We disagree with the NMFS assertion that “ongoing direct experiments that contrast the return rates of tagged fish that pass through the hydrosystem versus the return rates of transported fish can resolve this question in a clear and unambiguous manner”. While a few components of the 'D'-value estimate are measurable, the sensitivity analysis highlights differences in assumptions
and uncertainties that are not likely resolvable in the near term. In addition, low numbers of returning adults and small numbers of smolts for wild spring/summer chinook salmon may hamper reducing the uncertainty in estimates for reach survival rates and SARs for a non-detected group. Therefore, data are unlikely to perfect our understanding of 'D' or eliminate the uncertainty in the most influential assumptions.
The hypothesis of extra or delayed mortality due to hydrosystem passage has an empirical basis, as well as biological rationale. Based on recent PIT tag data we also found evidence that delayed mortality of both in-river and transported smolts was related to hydropower. More specifically, the evidence suggests that, at least for collected and bypassed smolts, there is a difference between the patterns of direct passage survival rates and SARs. Smolts first detected and transported from the downstream projects (LMO and MCN) had lower SARs than smolts collected and transported from higher up in the system. Similarly (as reported in the A-Fish), SARs of in-river smolts decreased as the number of times the fish were collected and bypassed increased. These pieces of information provide evidence that the Snake River spring summer chinook extra mortality is related to the juvenile migration hydrosystem experience.
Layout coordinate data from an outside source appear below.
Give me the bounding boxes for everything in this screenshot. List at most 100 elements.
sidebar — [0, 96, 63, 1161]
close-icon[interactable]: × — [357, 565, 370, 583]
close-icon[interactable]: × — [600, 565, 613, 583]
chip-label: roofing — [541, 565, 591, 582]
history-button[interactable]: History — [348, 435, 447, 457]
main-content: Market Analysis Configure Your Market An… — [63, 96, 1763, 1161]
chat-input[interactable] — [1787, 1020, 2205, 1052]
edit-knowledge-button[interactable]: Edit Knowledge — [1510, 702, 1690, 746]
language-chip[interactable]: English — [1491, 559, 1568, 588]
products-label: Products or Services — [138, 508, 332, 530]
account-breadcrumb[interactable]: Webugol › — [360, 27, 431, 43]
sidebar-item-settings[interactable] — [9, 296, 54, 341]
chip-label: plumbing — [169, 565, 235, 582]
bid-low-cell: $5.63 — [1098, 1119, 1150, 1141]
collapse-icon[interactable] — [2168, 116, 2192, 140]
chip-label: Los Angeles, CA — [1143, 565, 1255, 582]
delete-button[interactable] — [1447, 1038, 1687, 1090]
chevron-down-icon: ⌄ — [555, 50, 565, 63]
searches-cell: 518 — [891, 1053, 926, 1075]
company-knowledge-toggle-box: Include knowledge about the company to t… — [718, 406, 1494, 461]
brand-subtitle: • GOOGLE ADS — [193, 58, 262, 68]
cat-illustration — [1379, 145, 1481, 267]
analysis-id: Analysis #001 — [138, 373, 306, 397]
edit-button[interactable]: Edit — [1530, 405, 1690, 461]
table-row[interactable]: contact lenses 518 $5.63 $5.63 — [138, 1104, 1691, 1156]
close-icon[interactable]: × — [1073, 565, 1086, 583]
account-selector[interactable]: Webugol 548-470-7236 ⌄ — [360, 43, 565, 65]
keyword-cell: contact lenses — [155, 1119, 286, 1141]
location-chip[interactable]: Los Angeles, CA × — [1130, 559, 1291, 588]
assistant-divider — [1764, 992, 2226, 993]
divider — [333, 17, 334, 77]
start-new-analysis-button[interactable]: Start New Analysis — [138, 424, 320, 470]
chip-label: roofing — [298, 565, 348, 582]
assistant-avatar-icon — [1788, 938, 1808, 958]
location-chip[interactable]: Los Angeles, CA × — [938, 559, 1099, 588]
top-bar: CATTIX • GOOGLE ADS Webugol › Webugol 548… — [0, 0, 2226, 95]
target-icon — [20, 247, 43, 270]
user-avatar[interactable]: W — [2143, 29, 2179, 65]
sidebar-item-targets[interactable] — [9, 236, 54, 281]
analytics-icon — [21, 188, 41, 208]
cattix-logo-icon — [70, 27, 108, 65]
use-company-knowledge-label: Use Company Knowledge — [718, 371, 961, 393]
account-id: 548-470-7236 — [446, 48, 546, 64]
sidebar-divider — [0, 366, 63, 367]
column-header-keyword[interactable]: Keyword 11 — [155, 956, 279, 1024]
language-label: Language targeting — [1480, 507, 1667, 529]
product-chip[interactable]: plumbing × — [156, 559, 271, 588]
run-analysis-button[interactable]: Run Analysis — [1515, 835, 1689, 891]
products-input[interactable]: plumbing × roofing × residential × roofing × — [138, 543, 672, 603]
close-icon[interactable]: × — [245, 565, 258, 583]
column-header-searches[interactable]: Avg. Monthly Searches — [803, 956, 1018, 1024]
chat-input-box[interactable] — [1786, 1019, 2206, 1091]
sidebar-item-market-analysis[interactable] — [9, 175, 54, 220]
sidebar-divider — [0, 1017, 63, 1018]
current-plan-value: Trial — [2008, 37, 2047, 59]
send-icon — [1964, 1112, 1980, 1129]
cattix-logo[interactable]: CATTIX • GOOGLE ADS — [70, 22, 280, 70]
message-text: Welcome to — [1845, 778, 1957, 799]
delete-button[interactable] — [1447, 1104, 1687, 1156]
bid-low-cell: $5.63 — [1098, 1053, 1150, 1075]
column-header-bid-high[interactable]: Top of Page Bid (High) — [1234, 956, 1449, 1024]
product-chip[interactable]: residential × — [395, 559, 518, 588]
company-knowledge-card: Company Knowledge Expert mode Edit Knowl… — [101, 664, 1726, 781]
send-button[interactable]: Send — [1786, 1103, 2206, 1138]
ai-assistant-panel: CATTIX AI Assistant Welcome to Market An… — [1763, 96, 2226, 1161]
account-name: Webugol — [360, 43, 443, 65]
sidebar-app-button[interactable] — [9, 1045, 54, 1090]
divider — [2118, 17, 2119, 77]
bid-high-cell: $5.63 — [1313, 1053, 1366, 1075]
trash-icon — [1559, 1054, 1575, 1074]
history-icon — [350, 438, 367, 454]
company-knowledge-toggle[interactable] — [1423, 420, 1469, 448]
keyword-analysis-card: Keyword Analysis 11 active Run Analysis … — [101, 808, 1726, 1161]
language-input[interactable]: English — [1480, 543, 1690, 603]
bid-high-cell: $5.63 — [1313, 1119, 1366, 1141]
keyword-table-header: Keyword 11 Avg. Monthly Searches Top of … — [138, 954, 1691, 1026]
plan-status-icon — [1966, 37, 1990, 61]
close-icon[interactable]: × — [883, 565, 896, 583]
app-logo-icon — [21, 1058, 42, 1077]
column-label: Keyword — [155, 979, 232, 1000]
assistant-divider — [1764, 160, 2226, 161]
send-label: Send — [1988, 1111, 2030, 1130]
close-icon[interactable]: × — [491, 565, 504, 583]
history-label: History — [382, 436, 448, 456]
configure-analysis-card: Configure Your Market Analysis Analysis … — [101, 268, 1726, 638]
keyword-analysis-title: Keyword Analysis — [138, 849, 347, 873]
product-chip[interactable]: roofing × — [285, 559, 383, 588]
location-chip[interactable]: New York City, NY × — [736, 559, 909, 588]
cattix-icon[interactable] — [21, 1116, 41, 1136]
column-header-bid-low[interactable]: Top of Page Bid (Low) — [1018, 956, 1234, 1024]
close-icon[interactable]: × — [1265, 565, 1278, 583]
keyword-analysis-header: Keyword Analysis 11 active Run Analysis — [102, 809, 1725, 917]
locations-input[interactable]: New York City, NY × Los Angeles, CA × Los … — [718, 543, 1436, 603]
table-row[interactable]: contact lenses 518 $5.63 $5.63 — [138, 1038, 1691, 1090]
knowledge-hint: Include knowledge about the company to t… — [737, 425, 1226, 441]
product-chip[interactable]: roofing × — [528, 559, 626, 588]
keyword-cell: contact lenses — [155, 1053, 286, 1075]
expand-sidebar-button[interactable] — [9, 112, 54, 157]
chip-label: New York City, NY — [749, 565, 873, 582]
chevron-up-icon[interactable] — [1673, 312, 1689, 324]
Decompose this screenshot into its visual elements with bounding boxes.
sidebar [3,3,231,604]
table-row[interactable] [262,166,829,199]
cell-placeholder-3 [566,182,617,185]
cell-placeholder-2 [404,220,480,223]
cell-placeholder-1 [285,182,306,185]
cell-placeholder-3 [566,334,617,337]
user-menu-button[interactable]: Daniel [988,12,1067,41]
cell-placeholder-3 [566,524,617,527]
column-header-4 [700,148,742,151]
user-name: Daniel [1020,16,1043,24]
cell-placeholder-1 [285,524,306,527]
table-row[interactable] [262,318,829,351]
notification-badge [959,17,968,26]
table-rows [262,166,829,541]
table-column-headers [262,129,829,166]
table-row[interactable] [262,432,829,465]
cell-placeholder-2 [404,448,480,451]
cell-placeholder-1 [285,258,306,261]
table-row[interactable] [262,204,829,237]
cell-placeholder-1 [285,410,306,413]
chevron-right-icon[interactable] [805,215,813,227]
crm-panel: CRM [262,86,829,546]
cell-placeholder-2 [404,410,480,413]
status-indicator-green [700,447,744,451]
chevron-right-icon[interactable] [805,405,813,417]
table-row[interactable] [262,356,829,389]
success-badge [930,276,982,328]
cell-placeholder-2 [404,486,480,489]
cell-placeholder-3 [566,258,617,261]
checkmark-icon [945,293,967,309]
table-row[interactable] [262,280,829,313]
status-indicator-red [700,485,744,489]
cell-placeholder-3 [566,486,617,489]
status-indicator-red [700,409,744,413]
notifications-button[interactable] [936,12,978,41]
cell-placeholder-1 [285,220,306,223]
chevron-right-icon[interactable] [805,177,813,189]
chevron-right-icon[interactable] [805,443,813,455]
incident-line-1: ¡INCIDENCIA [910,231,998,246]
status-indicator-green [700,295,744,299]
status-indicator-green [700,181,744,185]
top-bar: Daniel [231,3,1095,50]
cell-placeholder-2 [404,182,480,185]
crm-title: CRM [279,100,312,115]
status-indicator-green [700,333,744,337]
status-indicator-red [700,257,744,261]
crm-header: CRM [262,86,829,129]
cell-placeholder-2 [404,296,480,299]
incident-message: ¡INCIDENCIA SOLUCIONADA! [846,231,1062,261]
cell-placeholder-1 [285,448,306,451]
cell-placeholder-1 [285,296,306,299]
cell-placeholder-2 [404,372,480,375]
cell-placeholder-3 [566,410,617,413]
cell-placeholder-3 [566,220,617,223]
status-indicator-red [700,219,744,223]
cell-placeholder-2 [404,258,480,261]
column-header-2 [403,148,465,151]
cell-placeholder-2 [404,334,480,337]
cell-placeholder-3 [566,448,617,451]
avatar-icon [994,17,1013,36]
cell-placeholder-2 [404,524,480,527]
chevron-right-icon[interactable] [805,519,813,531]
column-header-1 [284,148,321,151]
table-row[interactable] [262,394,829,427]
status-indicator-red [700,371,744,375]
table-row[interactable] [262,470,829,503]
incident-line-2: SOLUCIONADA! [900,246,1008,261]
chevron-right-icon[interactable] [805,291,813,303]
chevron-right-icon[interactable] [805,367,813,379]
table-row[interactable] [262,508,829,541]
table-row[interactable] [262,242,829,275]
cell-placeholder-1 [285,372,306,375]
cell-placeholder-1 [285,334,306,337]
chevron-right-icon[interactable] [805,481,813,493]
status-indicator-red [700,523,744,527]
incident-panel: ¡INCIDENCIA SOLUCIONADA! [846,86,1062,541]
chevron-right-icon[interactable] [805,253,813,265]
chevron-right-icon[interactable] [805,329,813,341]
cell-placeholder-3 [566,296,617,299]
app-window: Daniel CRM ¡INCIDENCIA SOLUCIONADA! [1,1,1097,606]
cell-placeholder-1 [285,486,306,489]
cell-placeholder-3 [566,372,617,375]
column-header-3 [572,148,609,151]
Based on results from life-cycle modeling (Marmorek and Peters 1998b), transport based management options lead to a high likelihood of recovery only when ‘D’ is high and the source of extra mortality is not related to the experience during hydrosystem passage. However, when extra mortality is hydrosystem related (which our analysis supports), the natural river options are still the most likely management action to recover these stocks, even if ‘D’ is high (which our analysis does not support). Simply studying ‘D’, if that were possible, without determining the source of extra mortality, yields little additional insight into effects of the different management actions on Snake River spring/summer chinook recovery. Given the dangerously low level of
these populations, we do not believe it is prudent to make management decision on the configuration and operation of the Snake and Columbia hydrosystem for the next 5-20 years (i.e. delaying a decision preserves status quo configuration), based solely on one optimistic assumption about the effectiveness of past and current hydrosystem operations.